It’s also a work-in-progress. I’ll be performing it with limited set, script partially in hand, followed by a Q&A, one night only, with support from my friends at the historic Plays & Players in Philadelphia.   The Philadelphia City Paper’s ultra-cool Critical Mass arts blog sez it’s probably going to be good, and they’re probably right, so you should probably come.

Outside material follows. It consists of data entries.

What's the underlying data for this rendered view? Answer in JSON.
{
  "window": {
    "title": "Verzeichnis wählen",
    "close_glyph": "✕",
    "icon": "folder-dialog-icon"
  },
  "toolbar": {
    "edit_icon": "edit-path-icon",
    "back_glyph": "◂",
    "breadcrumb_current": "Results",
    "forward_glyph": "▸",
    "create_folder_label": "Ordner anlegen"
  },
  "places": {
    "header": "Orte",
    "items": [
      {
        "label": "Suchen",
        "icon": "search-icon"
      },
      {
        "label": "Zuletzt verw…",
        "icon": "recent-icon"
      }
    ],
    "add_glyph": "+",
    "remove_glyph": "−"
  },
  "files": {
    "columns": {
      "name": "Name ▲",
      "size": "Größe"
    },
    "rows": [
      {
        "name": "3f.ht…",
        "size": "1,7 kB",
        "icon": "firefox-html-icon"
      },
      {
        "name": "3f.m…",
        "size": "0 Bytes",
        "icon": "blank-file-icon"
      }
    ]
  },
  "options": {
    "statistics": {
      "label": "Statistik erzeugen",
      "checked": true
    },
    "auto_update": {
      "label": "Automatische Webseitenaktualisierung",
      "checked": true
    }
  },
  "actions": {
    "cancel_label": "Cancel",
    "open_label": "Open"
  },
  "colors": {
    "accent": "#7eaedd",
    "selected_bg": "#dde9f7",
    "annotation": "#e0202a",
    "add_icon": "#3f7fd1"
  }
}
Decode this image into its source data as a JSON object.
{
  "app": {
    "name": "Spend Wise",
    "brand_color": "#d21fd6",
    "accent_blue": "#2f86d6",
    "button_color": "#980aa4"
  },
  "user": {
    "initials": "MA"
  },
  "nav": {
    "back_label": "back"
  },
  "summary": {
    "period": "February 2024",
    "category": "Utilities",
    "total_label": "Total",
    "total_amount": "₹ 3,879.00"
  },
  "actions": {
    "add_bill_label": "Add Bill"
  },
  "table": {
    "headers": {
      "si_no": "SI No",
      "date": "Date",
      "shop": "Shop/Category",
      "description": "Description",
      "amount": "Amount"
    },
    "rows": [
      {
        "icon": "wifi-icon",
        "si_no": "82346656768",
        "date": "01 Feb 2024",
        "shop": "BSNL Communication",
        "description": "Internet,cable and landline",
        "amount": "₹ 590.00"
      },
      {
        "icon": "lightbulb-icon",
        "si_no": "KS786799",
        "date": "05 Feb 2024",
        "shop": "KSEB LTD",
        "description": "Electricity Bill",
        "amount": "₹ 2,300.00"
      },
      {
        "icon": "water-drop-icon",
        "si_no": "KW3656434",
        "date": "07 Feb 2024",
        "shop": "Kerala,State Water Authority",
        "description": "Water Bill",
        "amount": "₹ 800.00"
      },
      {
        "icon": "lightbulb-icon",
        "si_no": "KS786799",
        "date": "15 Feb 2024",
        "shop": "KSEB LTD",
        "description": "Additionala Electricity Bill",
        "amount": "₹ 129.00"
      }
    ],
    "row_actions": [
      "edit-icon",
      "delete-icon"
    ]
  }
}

City Paper Critical Mass Theatre Preview by Matt Cantor
“It’s a one-man show, but award-winning playwright Jeffrey Stanley isn’t the only one in it. At least, he hopes not. Beautiful Zion: A Book of the Dead is a 60-minute ‘autobiographical black comedy’ whose supporting cast is made up of ghosts  — if they’re willing to make an appearance, Stanley says. An adjunct faculty member at New York University’s prestigious Tisch School of the Arts, Stanley is workshopping this free work-in-progress in Philadelphia — his new home — at the historic Plays & Players theater.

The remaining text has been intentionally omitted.